Otto anni a New York hanno insegnato molto a Simone soprattutto a destreggiarsi con i visti. E di questa sua abilità ha fatto un hobby, creando un sito ad hoc www.artistitalianinamerica.com dove da suggerimenti e aiuta chi ne avesse bisogno a compilare la domanda per il visto: “Aiuto le persone a capire qual è il visto più idoneo alla propria situazione. Compilare una domanda di visto lavorativo é relativamente semplice, la cosa difficile é trovare un datore di lavoro. Questo é lo scoglio! Intanto io ti dico come si compila la domanda. Poi non é detto che il visto ti venga approvato, ma intanto uno ci prova”.
"Ci sono due cose che non tornano mai indietro: una freccia scagliata e un'occasione perduta". Jim Rohn
La magia di New York per Simone è data dalle persone “sono le persone che vengono da fuori che rendono NY speciale.

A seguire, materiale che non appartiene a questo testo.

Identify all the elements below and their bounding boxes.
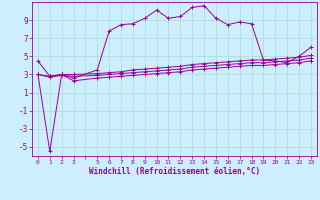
X-axis label: Windchill (Refroidissement éolien,°C): Windchill (Refroidissement éolien,°C) [89,167,260,176]
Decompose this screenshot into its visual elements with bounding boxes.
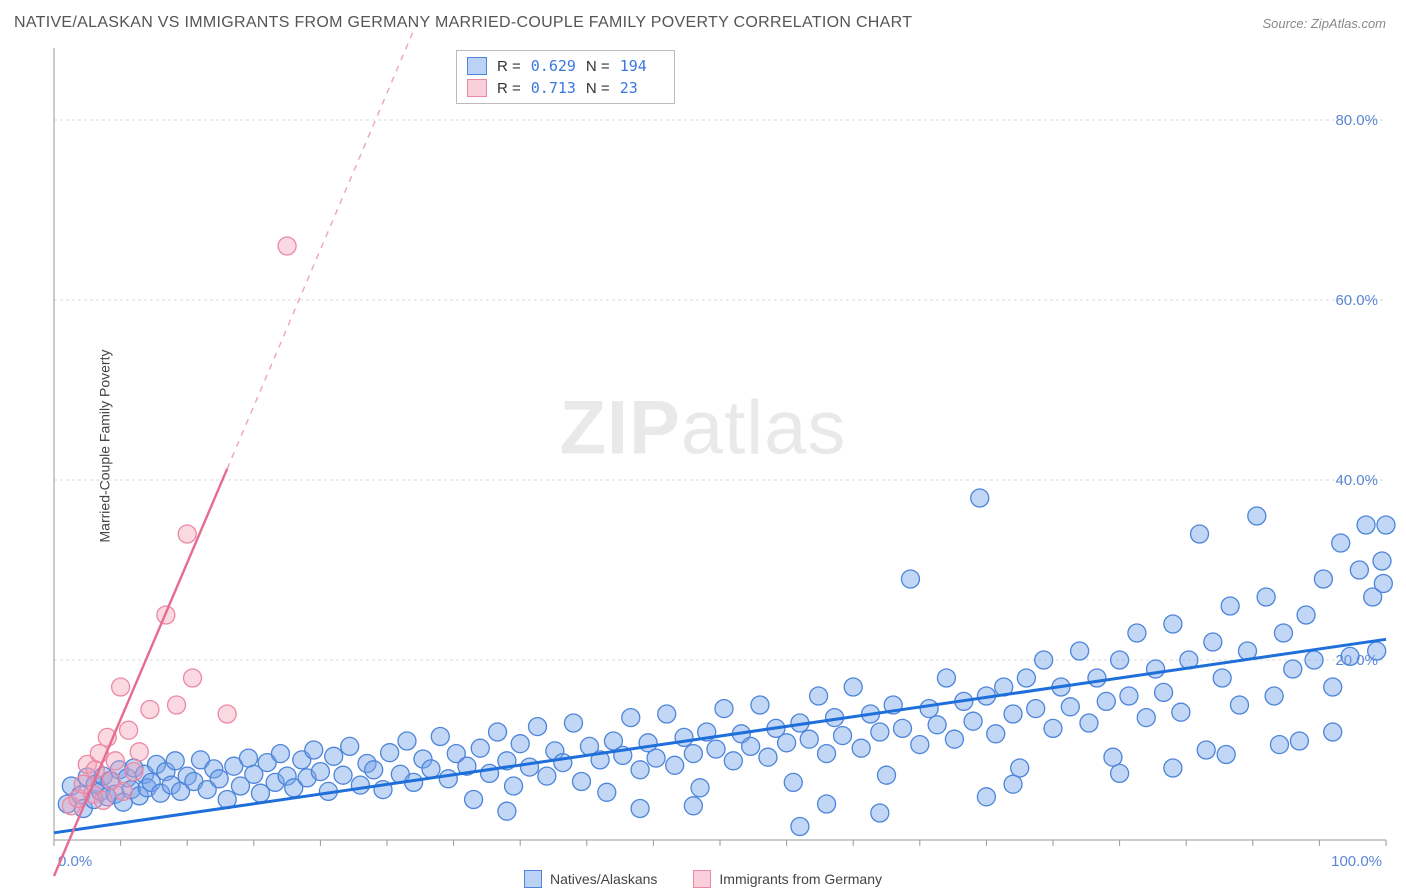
legend-label: Natives/Alaskans [550, 871, 657, 887]
n-value: 194 [620, 57, 664, 75]
series-legend: Natives/Alaskans Immigrants from Germany [524, 870, 882, 888]
legend-label: Immigrants from Germany [719, 871, 882, 887]
n-label: N = [586, 58, 610, 75]
svg-text:60.0%: 60.0% [1335, 292, 1378, 309]
legend-swatch [467, 57, 487, 75]
r-value: 0.713 [531, 79, 576, 97]
legend-swatch [467, 79, 487, 97]
r-label: R = [497, 80, 521, 97]
n-value: 23 [620, 79, 664, 97]
legend-item: Immigrants from Germany [693, 870, 882, 888]
chart-container: NATIVE/ALASKAN VS IMMIGRANTS FROM GERMAN… [0, 0, 1406, 892]
r-label: R = [497, 58, 521, 75]
legend-swatch [524, 870, 542, 888]
legend-item: Natives/Alaskans [524, 870, 657, 888]
correlation-legend: R = 0.629 N = 194 R = 0.713 N = 23 [456, 50, 675, 104]
n-label: N = [586, 80, 610, 97]
scatter-chart: 20.0%40.0%60.0%80.0%0.0%100.0% [0, 0, 1406, 892]
svg-text:80.0%: 80.0% [1335, 112, 1378, 129]
svg-text:40.0%: 40.0% [1335, 472, 1378, 489]
legend-row: R = 0.713 N = 23 [467, 77, 664, 99]
r-value: 0.629 [531, 57, 576, 75]
legend-swatch [693, 870, 711, 888]
svg-text:100.0%: 100.0% [1331, 853, 1382, 870]
legend-row: R = 0.629 N = 194 [467, 55, 664, 77]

Questo é il fascino di NY. Non é solo la gente americana che rende speciale la città, sono anche le persone che arrivano da altri Paesi a contribuire col loro talento e rendere NY impareggiabile”. Si sente energia ovunque. Camminando per le strade, nei negozi, nella metropolitana. Proprio qui Simone trova il suo luogo di riflessione “la metropolitana é un luogo di meditazione” perché viaggi sulle rotaie per lungo tempo e puoi estraniarti dal resto del mondo. Muovendosi, riflette sulla città e mi racconta cosa non gli piace “qui c'é il problema della ghettizzazione. Ci sono i quartieri dei bianchi, dei neri e dei latinoamericani. Sono ben marcate queste differenze e gli affitti e gli stipendi riflettono questa differenza. Nei quartieri neri l'affitto é la metà perché il reddito é inferiore. I neri guadagnano molto meno dei bianchi. Forse questo è uno dei lati negativi della società americana che non riesco ad accettare”.
Oggi Simone è un uomo realizzato che sta vivendo il suo American Dream “sono a NY, abito in un quartiere meraviglioso, faccio quello che amo. Cosa posso volere di piú?”